In the meantime it's straightforward to build your own:
#include <iostream>
#include <type_traits>
#include <memory>
#include <string>
#include <vector>
namespace traits
{
template<class T> struct pointee;
template<class T, class D>
struct pointee<std::unique_ptr<T, D>> {
using type = T;
};
template<class T>
struct pointee<std::shared_ptr<T>> {
using type = T;
};
template<class T> using pointee_t = typename pointee<T>::type;
}
template<class PointerType>
struct propagate_const
{
using pointer_type = PointerType;
using element_type = traits::pointee_t<pointer_type>;
using value_type = std::decay_t<element_type>;
using reference = value_type&;
using const_reference = const value_type&;
propagate_const(pointer_type p) : _ptr(std::move(p)) {}
const_reference operator*() const {
return *_ptr;
}
auto operator*()
-> std::enable_if_t<not std::is_const<element_type>::value, reference>
{
return *_ptr;
}
private:
pointer_type _ptr;
};
template<class PointerType>
auto make_propagating_pointer(PointerType&& p)
{
return propagate_const<PointerType>(std::forward<PointerType>(p));
}
int main()
{
using namespace std;
vector<propagate_const<shared_ptr<string>>> v;
v.emplace_back(make_shared<string>("hello"));
for (const auto& p : v)
{
// *p += " there"; // compile error
cout << *p;
cout << endl;
}
for (auto& p : v)
{
*p += " there";
cout << *p;
cout << endl;
}
return 0;
}
expected output:
hello
hello there
This one is very simple, supporting only operator* but it's trivial to add a complete set of operators. Note that I disable mutable access when the pointee is const.
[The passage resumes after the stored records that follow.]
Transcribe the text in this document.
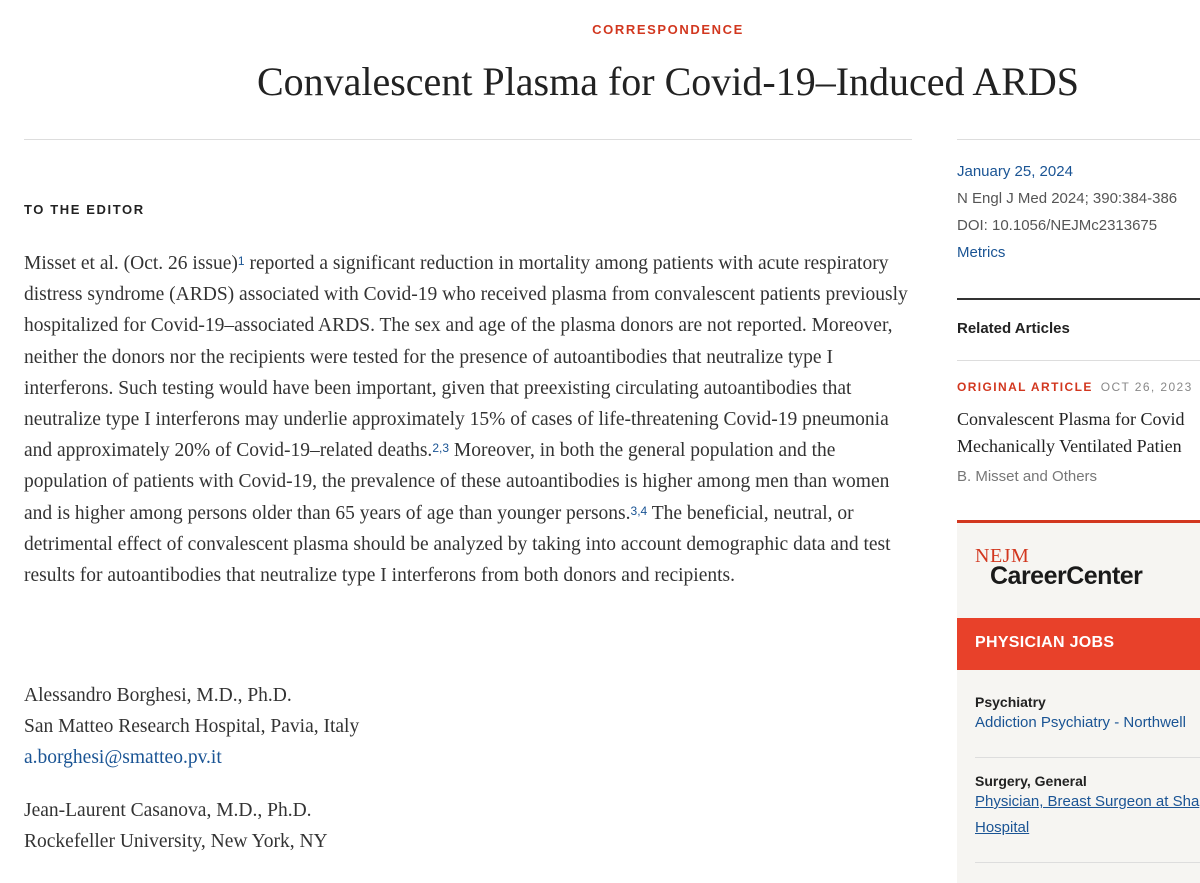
CORRESPONDENCE
Convalescent Plasma for Covid-19–Induced ARDS
TO THE EDITOR

Misset et al. (Oct. 26 issue)$^1$ reported a significant reduction in mortality among patients with acute respiratory distress syndrome (ARDS) associated with Covid-19 who received plasma from convalescent patients previously hospitalized for Covid-19–associated ARDS. The sex and age of the plasma donors are not reported. Moreover, neither the donors nor the recipients were tested for the presence of autoantibodies that neutralize type I interferons. Such testing would have been important, given that preexisting circulating autoantibodies that neutralize type I interferons may underlie approximately 15% of cases of life-threatening Covid-19 pneumonia and approximately 20% of Covid-19–related deaths.$^{2,3}$ Moreover, in both the general population and the population of patients with Covid-19, the prevalence of these autoantibodies is higher among men than women and is higher among persons older than 65 years of age than younger persons.$^{3,4}$ The beneficial, neutral, or detrimental effect of convalescent plasma should be analyzed by taking into account demographic data and test results for autoantibodies that neutralize type I interferons from both donors and recipients.

Alessandro Borghesi, M.D., Ph.D.
San Matteo Research Hospital, Pavia, Italy
a.borghesi@smatteo.pv.it
Jean-Laurent Casanova, M.D., Ph.D.
Rockefeller University, New York, NY
January 25, 2024
N Engl J Med 2024; 390:384-386
DOI: 10.1056/NEJMc2313675
Metrics
Related Articles
ORIGINAL ARTICLE OCT 26, 2023
Convalescent Plasma for Covid
Mechanically Ventilated Patien
B. Misset and Others
NEJM
CareerCenter
PHYSICIAN JOBS
Psychiatry
Addiction Psychiatry - Northwell
Surgery, General
Physician, Breast Surgeon at Sha
Hospital
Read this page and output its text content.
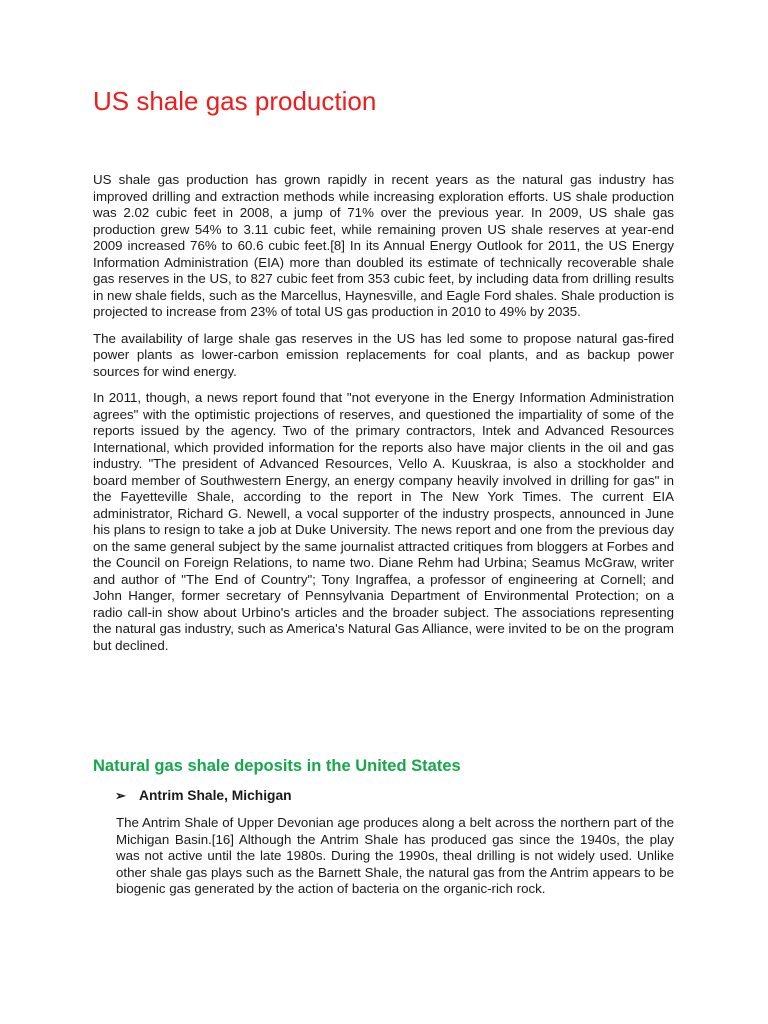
US shale gas production

US shale gas production has grown rapidly in recent years as the natural gas industry has improved drilling and extraction methods while increasing exploration efforts. US shale production was 2.02 cubic feet in 2008, a jump of 71% over the previous year. In 2009, US shale gas production grew 54% to 3.11 cubic feet, while remaining proven US shale reserves at year-end 2009 increased 76% to 60.6 cubic feet.[8] In its Annual Energy Outlook for 2011, the US Energy Information Administration (EIA) more than doubled its estimate of technically recoverable shale gas reserves in the US, to 827 cubic feet from 353 cubic feet, by including data from drilling results in new shale fields, such as the Marcellus, Haynesville, and Eagle Ford shales. Shale production is projected to increase from 23% of total US gas production in 2010 to 49% by 2035.

The availability of large shale gas reserves in the US has led some to propose natural gas-fired power plants as lower-carbon emission replacements for coal plants, and as backup power sources for wind energy.

In 2011, though, a news report found that "not everyone in the Energy Information Administration agrees" with the optimistic projections of reserves, and questioned the impartiality of some of the reports issued by the agency. Two of the primary contractors, Intek and Advanced Resources International, which provided information for the reports also have major clients in the oil and gas industry. "The president of Advanced Resources, Vello A. Kuuskraa, is also a stockholder and board member of Southwestern Energy, an energy company heavily involved in drilling for gas" in the Fayetteville Shale, according to the report in The New York Times. The current EIA administrator, Richard G. Newell, a vocal supporter of the industry prospects, announced in June his plans to resign to take a job at Duke University. The news report and one from the previous day on the same general subject by the same journalist attracted critiques from bloggers at Forbes and the Council on Foreign Relations, to name two. Diane Rehm had Urbina; Seamus McGraw, writer and author of "The End of Country"; Tony Ingraffea, a professor of engineering at Cornell; and John Hanger, former secretary of Pennsylvania Department of Environmental Protection; on a radio call-in show about Urbino's articles and the broader subject. The associations representing the natural gas industry, such as America's Natural Gas Alliance, were invited to be on the program but declined.

Natural gas shale deposits in the United States
➢ Antrim Shale, Michigan

The Antrim Shale of Upper Devonian age produces along a belt across the northern part of the Michigan Basin.[16] Although the Antrim Shale has produced gas since the 1940s, the play was not active until the late 1980s. During the 1990s, theal drilling is not widely used. Unlike other shale gas plays such as the Barnett Shale, the natural gas from the Antrim appears to be biogenic gas generated by the action of bacteria on the organic-rich rock.
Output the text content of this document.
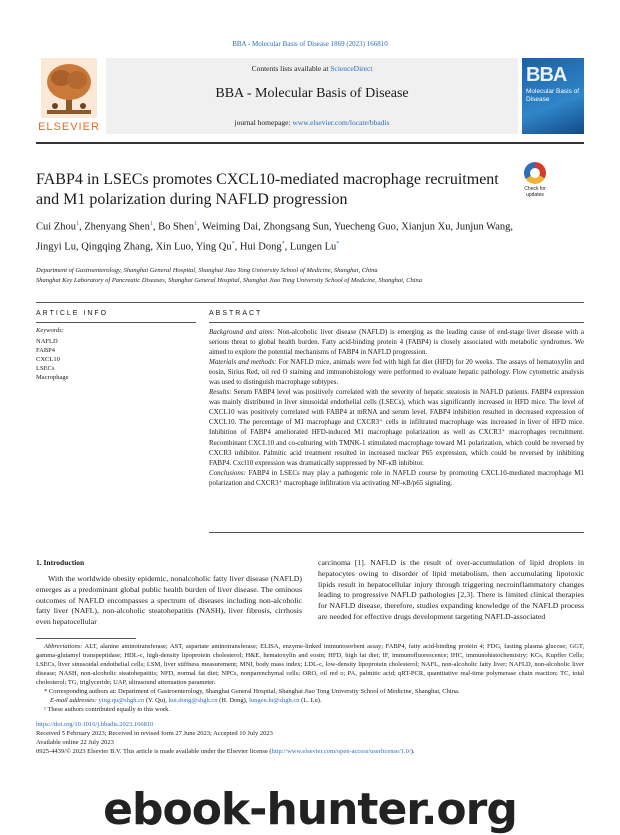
BBA - Molecular Basis of Disease 1869 (2023) 166810
ELSEVIER
Contents lists available at ScienceDirect
BBA - Molecular Basis of Disease
journal homepage: www.elsevier.com/locate/bbadis
BBA
Molecular Basis of Disease
FABP4 in LSECs promotes CXCL10-mediated macrophage recruitment and M1 polarization during NAFLD progression
Check for updates
Cui Zhou$^1$, Zhenyang Shen$^1$, Bo Shen$^1$, Weiming Dai, Zhongsang Sun, Yuecheng Guo, Xianjun Xu, Junjun Wang, Jingyi Lu, Qingqing Zhang, Xin Luo, Ying Qu*, Hui Dong*, Lungen Lu*
Department of Gastroenterology, Shanghai General Hospital, Shanghai Jiao Tong University School of Medicine, Shanghai, China
Shanghai Key Laboratory of Pancreatic Diseases, Shanghai General Hospital, Shanghai Jiao Tong University School of Medicine, Shanghai, China
ARTICLE INFO	ABSTRACT
Keywords:
NAFLD
FABP4
CXCL10
LSECs
Macrophage

Background and aims: Non-alcoholic liver disease (NAFLD) is emerging as the leading cause of end-stage liver disease with a serious threat to global health burden. Fatty acid-binding protein 4 (FABP4) is closely associated with metabolic syndromes. We aimed to explore the potential mechanisms of FABP4 in NAFLD progression.

Materials and methods: For NAFLD mice, animals were fed with high fat diet (HFD) for 20 weeks. The assays of hematoxylin and eosin, Sirius Red, oil red O staining and immunohistology were performed to evaluate hepatic pathology. Flow cytometric analysis was used to distinguish macrophage subtypes.

Results: Serum FABP4 level was positively correlated with the severity of hepatic steatosis in NAFLD patients. FABP4 expression was mainly distributed in liver sinusoidal endothelial cells (LSECs), which was significantly increased in HFD mice. The level of CXCL10 was positively correlated with FABP4 at mRNA and serum level. FABP4 inhibition resulted in decreased expression of CXCL10. The percentage of M1 macrophage and CXCR3⁺ cells in infiltrated macrophage was increased in liver of HFD mice. Inhibition of FABP4 ameliorated HFD-induced M1 macrophage polarization as well as CXCR3⁺ macrophages recruitment. Recombinant CXCL10 and co-culturing with TMNK-1 stimulated macrophage toward M1 polarization, which could be reversed by CXCR3 inhibitor. Palmitic acid treatment resulted in increased nuclear P65 expression, which could be reversed by inhibiting FABP4. Cxcl10 expression was dramatically suppressed by NF-κB inhibitor.

Conclusions: FABP4 in LSECs may play a pathogenic role in NAFLD course by promoting CXCL10-mediated macrophage M1 polarization and CXCR3⁺ macrophage infiltration via activating NF-κB/p65 signaling.

1. Introduction

With the worldwide obesity epidemic, nonalcoholic fatty liver disease (NAFLD) emerges as a predominant global public health burden of liver disease. The ominous outcomes of NAFLD encompasses a spectrum of diseases including non-alcoholic fatty liver (NAFL), non-alcoholic steatohepatitis (NASH), liver fibrosis, cirrhosis even hepatocellular

carcinoma [1]. NAFLD is the result of over-accumulation of lipid droplets in hepatocytes owing to disorder of lipid metabolism, then accumulating lipotoxic lipids result in hepatocellular injury through triggering necroinflammatory changes leading to progressive NAFLD pathologies [2,3]. There is limited clinical therapies for NAFLD disease, therefore, studies expanding knowledge of the NAFLD process are needed for effective drugs development targeting NAFLD-associated

Abbreviations: ALT, alanine aminotransferase; AST, aspartate aminotransferase; ELISA, enzyme-linked immunosorbent assay; FABP4, fatty acid-binding protein 4; FDG, fasting plasma glucose; GGT, gamma-glutamyl transpeptidase; HDL-c, high-density lipoprotein cholesterol; H&E, hematoxylin and eosin; HFD, high fat diet; IF, immunofluorescence; IHC, immunohistochemistry; KCs, Kupffer Cells; LSECs, liver sinusoidal endothelial cells; LSM, liver stiffness measurement; MNI, body mass index; LDL-c, low-density lipoprotein cholesterol; NAFL, non-alcoholic fatty liver; NAFLD, non-alcoholic liver disease; NASH, non-alcoholic steatohepatitis; NFD, normal fat diet; NPCs, nonparenchymal cells; ORO, oil red o; PA, palmitic acid; qRT-PCR, quantitative real-time polymerase chain reaction; TC, total cholesterol; TG, triglyceride; UAP, ultrasound attenuation parameter.

* Corresponding authors at: Department of Gastroenterology, Shanghai General Hospital, Shanghai Jiao Tong University School of Medicine, Shanghai, China.

E-mail addresses: ying.qu@shgh.cn (Y. Qu), hui.dong@shgh.cn (H. Dong), lungen.lu@shgh.cn (L. Lu).

¹ These authors contributed equally to this work.

https://doi.org/10.1016/j.bbadis.2023.166810

Received 5 February 2023; Received in revised form 27 June 2023; Accepted 10 July 2023

Available online 22 July 2023

0925-4439/© 2023 Elsevier B.V. This article is made available under the Elsevier license (http://www.elsevier.com/open-access/userlicense/1.0/).

ebook-hunter.org
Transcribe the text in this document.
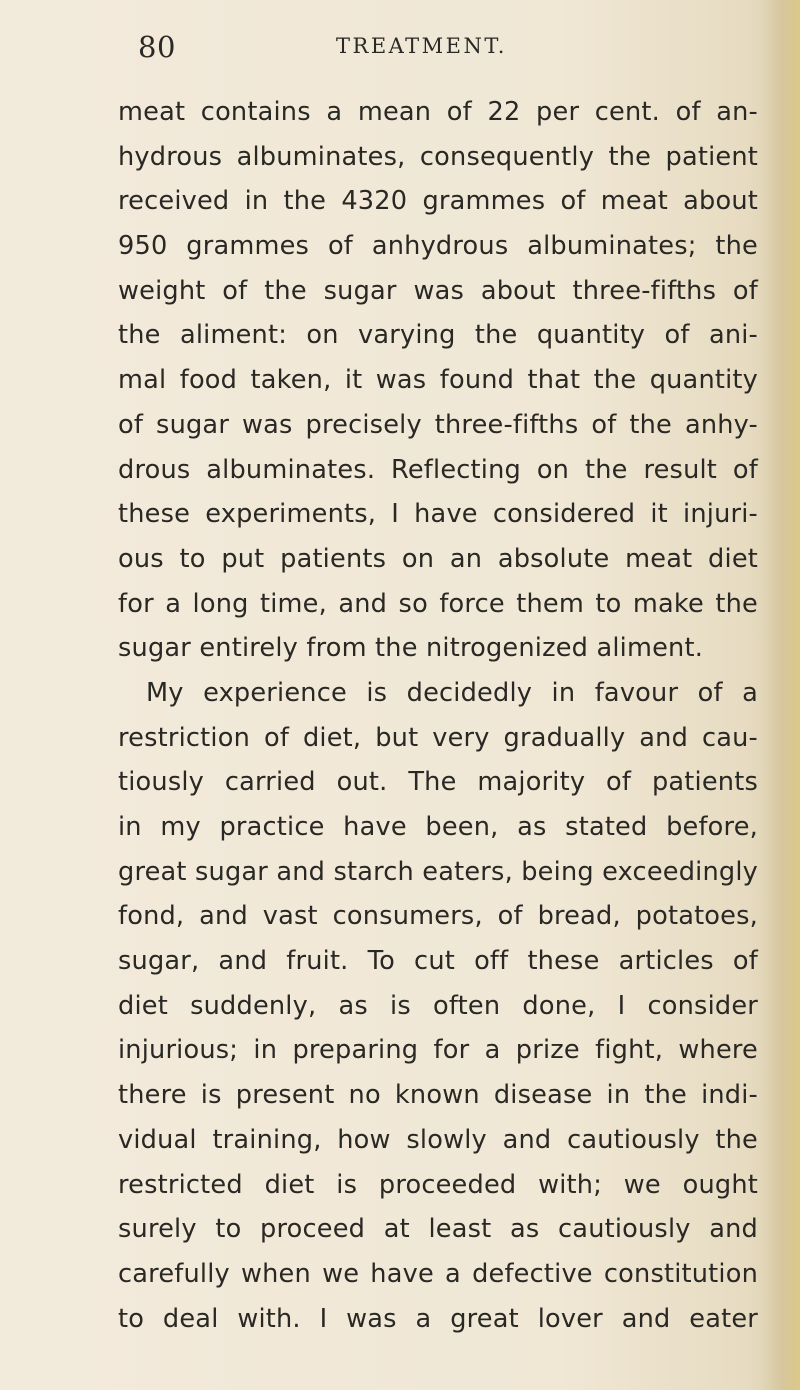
80	TREATMENT.
meat contains a mean of 22 per cent. of an-
hydrous albuminates, consequently the patient
received in the 4320 grammes of meat about
950 grammes of anhydrous albuminates; the
weight of the sugar was about three-fifths of
the aliment: on varying the quantity of ani-
mal food taken, it was found that the quantity
of sugar was precisely three-fifths of the anhy-
drous albuminates. Reflecting on the result of
these experiments, I have considered it injuri-
ous to put patients on an absolute meat diet
for a long time, and so force them to make the
sugar entirely from the nitrogenized aliment.
My experience is decidedly in favour of a
restriction of diet, but very gradually and cau-
tiously carried out. The majority of patients
in my practice have been, as stated before,
great sugar and starch eaters, being exceedingly
fond, and vast consumers, of bread, potatoes,
sugar, and fruit. To cut off these articles of
diet suddenly, as is often done, I consider
injurious; in preparing for a prize fight, where
there is present no known disease in the indi-
vidual training, how slowly and cautiously the
restricted diet is proceeded with; we ought
surely to proceed at least as cautiously and
carefully when we have a defective constitution
to deal with. I was a great lover and eater
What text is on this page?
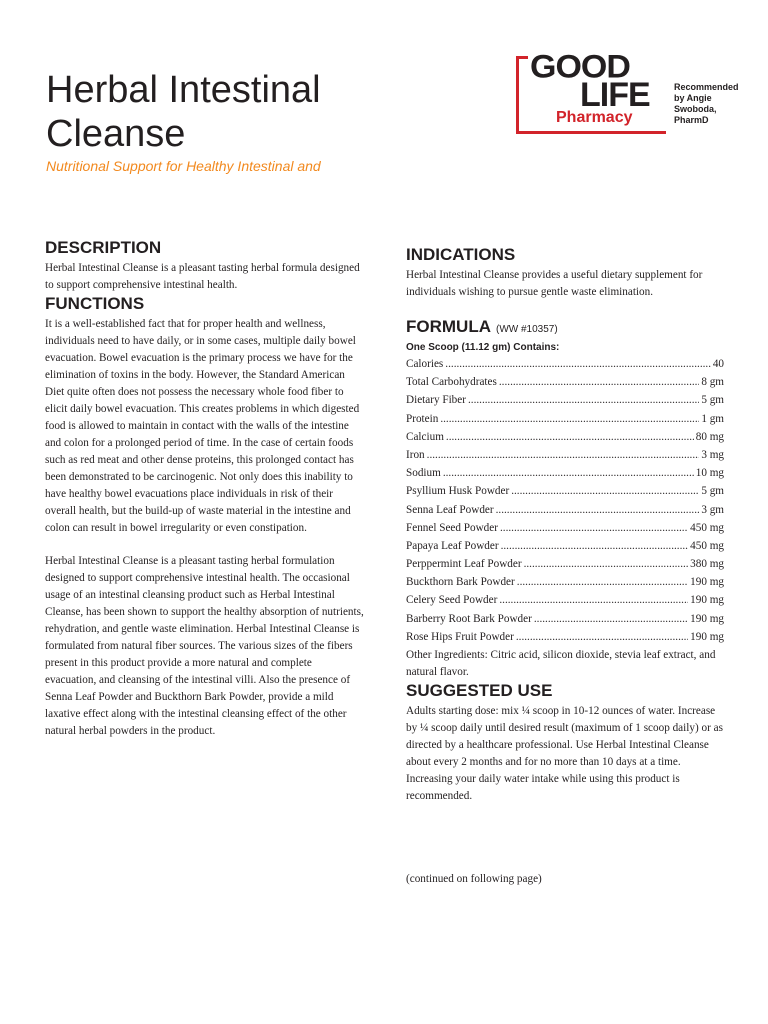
Herbal Intestinal Cleanse

Nutritional Support for Healthy Intestinal and

GOOD
LIFE
Pharmacy
Recommended by Angie Swoboda, PharmD
DESCRIPTION

Herbal Intestinal Cleanse is a pleasant tasting herbal formula designed to support comprehensive intestinal health.

FUNCTIONS

It is a well-established fact that for proper health and wellness, individuals need to have daily, or in some cases, multiple daily bowel evacuation. Bowel evacuation is the primary process we have for the elimination of toxins in the body. However, the Standard American Diet quite often does not possess the necessary whole food fiber to elicit daily bowel evacuation. This creates problems in which digested food is allowed to maintain in contact with the walls of the intestine and colon for a prolonged period of time. In the case of certain foods such as red meat and other dense proteins, this prolonged contact has been demonstrated to be carcinogenic. Not only does this inability to have healthy bowel evacuations place individuals in risk of their overall health, but the build-up of waste material in the intestine and colon can result in bowel irregularity or even constipation.

Herbal Intestinal Cleanse is a pleasant tasting herbal formulation designed to support comprehensive intestinal health. The occasional usage of an intestinal cleansing product such as Herbal Intestinal Cleanse, has been shown to support the healthy absorption of nutrients, rehydration, and gentle waste elimination. Herbal Intestinal Cleanse is formulated from natural fiber sources. The various sizes of the fibers present in this product provide a more natural and complete evacuation, and cleansing of the intestinal villi. Also the presence of Senna Leaf Powder and Buckthorn Bark Powder, provide a mild laxative effect along with the intestinal cleansing effect of the other natural herbal powders in the product.

INDICATIONS

Herbal Intestinal Cleanse provides a useful dietary supplement for individuals wishing to pursue gentle waste elimination.

FORMULA (WW #10357)
One Scoop (11.12 gm) Contains:
Calories .....	40
Total Carbohydrates .....	8 gm
Dietary Fiber .....	5 gm
Protein .....	1 gm
Calcium .....	80 mg
Iron .....	3 mg
Sodium .....	10 mg
Psyllium Husk Powder .....	5 gm
Senna Leaf Powder .....	3 gm
Fennel Seed Powder .....	450 mg
Papaya Leaf Powder .....	450 mg
Perppermint Leaf Powder .....	380 mg
Buckthorn Bark Powder .....	190 mg
Celery Seed Powder .....	190 mg
Barberry Root Bark Powder .....	190 mg
Rose Hips Fruit Powder .....	190 mg

Other Ingredients: Citric acid, silicon dioxide, stevia leaf extract, and natural flavor.

SUGGESTED USE

Adults starting dose: mix ¼ scoop in 10-12 ounces of water. Increase by ¼ scoop daily until desired result (maximum of 1 scoop daily) or as directed by a healthcare professional. Use Herbal Intestinal Cleanse about every 2 months and for no more than 10 days at a time. Increasing your daily water intake while using this product is recommended.

(continued on following page)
reference: http://en.cppreference.com/w/cpp/experimental/propagate_const
And just for fun, here's a complete example of a shared_string class that uses shared_ptr internally and propagates constness correctly.
#include <iostream>
#include <type_traits>
#include <memory>
#include <string>
#include <vector>
template<class PointerType>
struct propagate_const
{
using pointer_type = PointerType;
using element_type = std::remove_reference_t<decltype(*std::declval<PointerType&>())>;
using reference = element_type&;
using const_reference = const element_type&;
propagate_const(pointer_type p) : _ptr(std::move(p)) {}
const_reference operator*() const {
return *_ptr;
}
auto operator*()
-> std::enable_if_t<not std::is_const<element_type>::value, reference>
{
return *_ptr;
}
private:
pointer_type _ptr;
};
template<class PointerType>
auto make_propagating_pointer(PointerType&& p)
{
return propagate_const<PointerType>(std::forward<PointerType>(p));
}
struct shared_string
{
shared_string(std::string s) : _impl(std::make_shared<std::string>(std::move(s))) {};
shared_string(std::shared_ptr<std::string> sp) : _impl(sp) {};
shared_string(propagate_const<std::shared_ptr<std::string>> sp) : _impl(sp) {};
auto& operator += (const std::string& s) {
*_impl += s;
return *this;
}
friend std::ostream& operator<<(std::ostream& os, const shared_string& ss) {
return os << *(ss._impl);
}
private:
propagate_const<std::shared_ptr<std::string>> _impl;
};
template<class T, std::enable_if_t<std::is_const<T>::value>* = nullptr >
std::string check_const(T&)
{
return std::string("const");
}
template<class T, std::enable_if_t<not std::is_const<T>::value>* = nullptr >
std::string check_const(T&)
{
return std::string("not const");
}
int main()
{
using namespace std;
// a vector of mutable shared_strings
vector<shared_string> v;
// a vector of immutable shared_strings
vector<const shared_string> cv;
// make a shared_string
v.emplace_back(make_shared<string>("hello"));
// refer to the *same one* in cv
cv.emplace_back(v[0]);
for (const auto& p : v)
{
// *p += " there"; // immutable reference to mutable shared string - not allowed
cout << check_const(p) << " " << p;
cout << endl;
}
for (auto& p : v)
{
cout << check_const(p) << " " << p;
p += " there"; // mutable reference to mutable shared string - allowed
cout << " becomes " << p;
cout << endl;
}
for (auto&p : cv)
{
cout << check_const(p) << " " << p;
// p += " world"; // p is actually immutable because cv contains immutable objects
cout << endl;
}
return 0;
}
expected output:
const hello
not const hello becomes hello there
const hello there
I would go with template approarch
template <class T,class F>
void forEach(const std::vector<std::shared_ptr<T>>& vec, F&& f){
for (const auto& ptr : vec){
if (ptr){
f(std::cref(*ptr));
}
}
}
I you put a lambda function there, the compiler will probably inline it anyway, so no performance damage here.